Unforgettable lessons from Cherokee country
Research is a dynamic process that takes many forms. Sometimes, to ask the right questions and gain nuanced understandings, immersion in a topic is necessary.
It’s a lesson that Buck Woodard, assistant professor of anthropology, instilled in his students during an innovative study away excursion May 18-25 to the Qualla Boundary to learn about Ani Kituwah, the Eastern Band of Cherokee Indians (EBCI).
Less than a year into his tenure at W&M, Woodard is expanding the reach of the university’s anthropology program by immersing his students in Cherokee history and culture.
Collaboration with Indigenous knowledge keepers is central to the hands-on experience.
“They’re a special group. They speak a different language, and they have a unique syllabary that they write in,” Woodard said. “They have a lengthy history with all the states around them, a history we tried to capture along the way.”

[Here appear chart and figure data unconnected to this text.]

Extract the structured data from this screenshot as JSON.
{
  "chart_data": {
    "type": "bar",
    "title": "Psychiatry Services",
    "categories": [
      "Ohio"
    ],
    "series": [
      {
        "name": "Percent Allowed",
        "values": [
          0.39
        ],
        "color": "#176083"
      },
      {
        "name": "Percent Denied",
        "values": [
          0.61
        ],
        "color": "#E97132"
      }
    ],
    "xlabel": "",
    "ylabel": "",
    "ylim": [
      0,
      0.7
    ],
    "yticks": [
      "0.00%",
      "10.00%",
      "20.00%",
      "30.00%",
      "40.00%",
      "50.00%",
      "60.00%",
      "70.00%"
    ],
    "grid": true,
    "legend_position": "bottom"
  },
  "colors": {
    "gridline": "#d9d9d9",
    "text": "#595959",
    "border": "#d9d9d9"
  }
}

Last semester, Woodard set the stage with an innovative 1-credit course in ethnographic fieldwork, offering students training in anthropological methods and an introduction to Cherokee traditions. Students also examined Cherokee’s historical relationship with William & Mary, Williamsburg, and the Virginia Colony — all of which included collaborative instruction from visiting members of the EBCI.
But some understandings are simply impossible to glean at a distance.
The study away trip offered students a closely mentored opportunity to apply principles and methods explored in the classroom to guided ethnographic inquiry of the Cherokee Indian Reservation.

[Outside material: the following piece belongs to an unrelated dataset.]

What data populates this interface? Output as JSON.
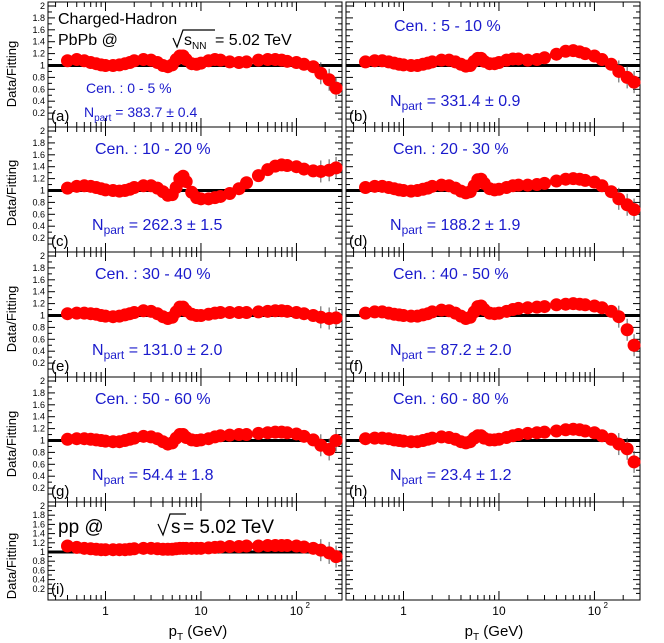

Woodard’s appreciation for the arts, as well as anthropology, is evident in the design of the study away program, which blended field research experiences with visits to Sequoyah’s Birthplace Museum, the collections of the Qualla Arts & Crafts Cooperative, and other key historical sites.
In the first W&M trip of its kind, students got the chance to tour the mother town Kituwah mound, hear fireside stories and indulge in a feast of traditional Cherokee foods, and participate in social dances at the Oconaluftee Indian Village.
The Eastern Band of Cherokee is an ideal field setting, Woodard explained, because “it’s the closest large tribe to William & Mary that has a historical relationship with Williamsburg, and that also has a body of literature representing them as a people — historically, culturally, religiously, and creatively.”
Drawing on relationships he has built with the Cherokee over the course of his life — at the Museum of the Cherokee People and through his social network — Woodard worked closely with EBCI members to organize the structure of the trip.

As they toured Cherokee infrastructure and interacted with different cultural practices, students applied research methods to studying how the politics and economy of the EBCI have evolved over time.
“I’m interested in their economy and how they’ve driven their economic development over the last 20 years, since it has changed quite a bit, to include gaming, for instance, and now multiple gaming facilities. But the revenue that’s come in from those ventures has allowed them to build tribal infrastructure they did not have before,” Woodard said.
He explained, “We looked at contemporary issues, but also historical ones and cultural traditions through time, and went out of our way not to be invasive or extract anything because we’re really working with people who are already public facing.”

Woodard enjoyed exploring the rich culture and history of the EBCI with his students as they “followed the footsteps” of the Cherokee on the two routes historically used to reach Williamsburg, where some attended school at the Brafferton and others negotiated political agreements.
Carving a trail along the Qualla Boundary and over the mountains to Tennessee, Woodard and his students sought “to try to re-engage some of that history” by visiting key cultural sites both inside and outside of Cherokee territory.
Over the course of their journey, students exercised their methodological muscles as they took field notes, conducted informal interviews, and built relationships.

“In Cherokee, we wanted to make sure we met people at differing socioeconomic levels and different cultural expectations and then practice some of our field methods of relationship-building and respect,” Woodard said. “We wanted to see how things function, what the structure and layout are; make observations that are both social and political, but also about class, race, and anything else we encountered.”
While encouraging students to identify interesting patterns to track in their ethnographies, Woodard emphasized the importance of respectful fieldwork and the centrality of Cherokee sovereignty.
As they live on the reservation, he said, it is important to recognize Cherokee as an independent sovereign with its own legal structure and unique culture.
Woodard hopes that this study away trip to Cherokee, supported by the Office of the Dean of Arts & Sciences and the Charles Center, highlighted Cherokee’s sovereign territory with its own “special status that we should recognize.”